На Руси есть имя дивное,

Имя дивное – переливное,

Как искрящийся зимний день.

С снегирями на синь-плетень,

С перевязью рябиновых бус,

Алых щек и пунцовых уст.

 

На Руси ест имя славное,

Имя славное, окаянное…

Окаянью вокруг все закружится,

В белостаньи, вдруг, обнаружится:

Одурманила, обезручила,

Недостанью своею измучила.

 

Недостанная – даль туманная,

Недостанное – имя славное.

Имя дивное – переливное,

Убегающее – призывное

В сказ-страну свою окаянную,

Расписавшись в снегах Татьяною.

 

         Вот мы и задумали с Георгием в этот праздничный день наведаться в «сказ-страну окаянную», да попытаться найти те убегающе-призывные следы, оставленные в снегах Татьяною. А в ту страну можно попасть, только наладив лыжи-скороходы, да направив их в сторону лесов дремучих, что соседствуют с угорьями, да заснеженными полями. Все это вместе называется Тверским белопольем. Итак, нас ждет «сказ-страна окаянная…»

         Но прежде, чем отправиться в это романтическое, дух захватывающее путешествие, нам предстоит подготовить свой приход в дом, который только-только еще наполнился обволакивающим теплом, засветился проникшими через заиндевевшие окошки лучиками-зайчиками, которые весело разбежались по стенкам, картинкам, вазочкам, да по травушкам-муравушкам, засушенными и развешанными заботливой Анютой.
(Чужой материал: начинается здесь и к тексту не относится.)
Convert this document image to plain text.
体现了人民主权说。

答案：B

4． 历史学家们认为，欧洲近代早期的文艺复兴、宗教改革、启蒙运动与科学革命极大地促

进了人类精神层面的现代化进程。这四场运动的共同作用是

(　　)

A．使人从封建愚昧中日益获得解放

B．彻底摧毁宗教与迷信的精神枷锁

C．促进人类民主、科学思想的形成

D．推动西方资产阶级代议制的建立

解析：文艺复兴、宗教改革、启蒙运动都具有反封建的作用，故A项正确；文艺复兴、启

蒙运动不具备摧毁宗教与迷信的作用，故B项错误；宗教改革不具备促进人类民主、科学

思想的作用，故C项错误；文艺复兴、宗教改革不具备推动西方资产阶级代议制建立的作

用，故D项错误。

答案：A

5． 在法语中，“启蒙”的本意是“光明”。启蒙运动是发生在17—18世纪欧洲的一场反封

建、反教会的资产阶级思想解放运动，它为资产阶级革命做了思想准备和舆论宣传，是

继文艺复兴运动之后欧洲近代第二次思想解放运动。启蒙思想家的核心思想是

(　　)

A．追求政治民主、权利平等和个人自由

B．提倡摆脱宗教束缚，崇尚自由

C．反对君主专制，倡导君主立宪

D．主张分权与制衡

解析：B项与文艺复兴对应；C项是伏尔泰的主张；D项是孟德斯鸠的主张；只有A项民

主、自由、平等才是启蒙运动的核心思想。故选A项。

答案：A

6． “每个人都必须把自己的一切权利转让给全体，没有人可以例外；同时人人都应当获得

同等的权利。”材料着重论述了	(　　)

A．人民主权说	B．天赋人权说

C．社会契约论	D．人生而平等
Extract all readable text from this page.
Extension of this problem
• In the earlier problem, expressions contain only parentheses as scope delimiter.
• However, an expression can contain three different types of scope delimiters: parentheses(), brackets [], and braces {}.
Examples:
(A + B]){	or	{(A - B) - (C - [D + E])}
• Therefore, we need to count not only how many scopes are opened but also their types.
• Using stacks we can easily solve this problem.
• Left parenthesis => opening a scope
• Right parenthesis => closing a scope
Для этого нам еще предстоит приготовить обед, да не где-нибудь, а в русской печи (!), в чугунках! Да баньку протопить, водицы колодезной наносить туда, да дровишек заготовить побольше. Вот и разделили свои обязанности: я – к печке, а Георгий, со знанием дела, взялся за баньку.

         С деревенским меню голову долго ломать не приходится: все очень даже просто – щи, да каша, да разные соленья. Вроде бы все просто, ан нет, тут есть где проявить свои кулинарные способности, приготовить все так, чтобы во время еды ты бы жмурился от удовольствия, да испарину успевал был вытирать со лба. А щи – обязательно должны быть из квашеной капусты, приправленные обжаренным лучком, с морковью, да еще кой-какими кореньями. Бульончик же процедить обязательно нужно, чтоб прозрачным был, чтоб глаз радовал, да аппетит раззадоривал. В другом чугунке готовится каша. Гречневая. С грибами, да репчатым луком обжаренным. Ох, уж это деревенское гурманство! И еще. Еда должна обязательно готовиться с душой и молитвой. Не будет иначе вкусноты!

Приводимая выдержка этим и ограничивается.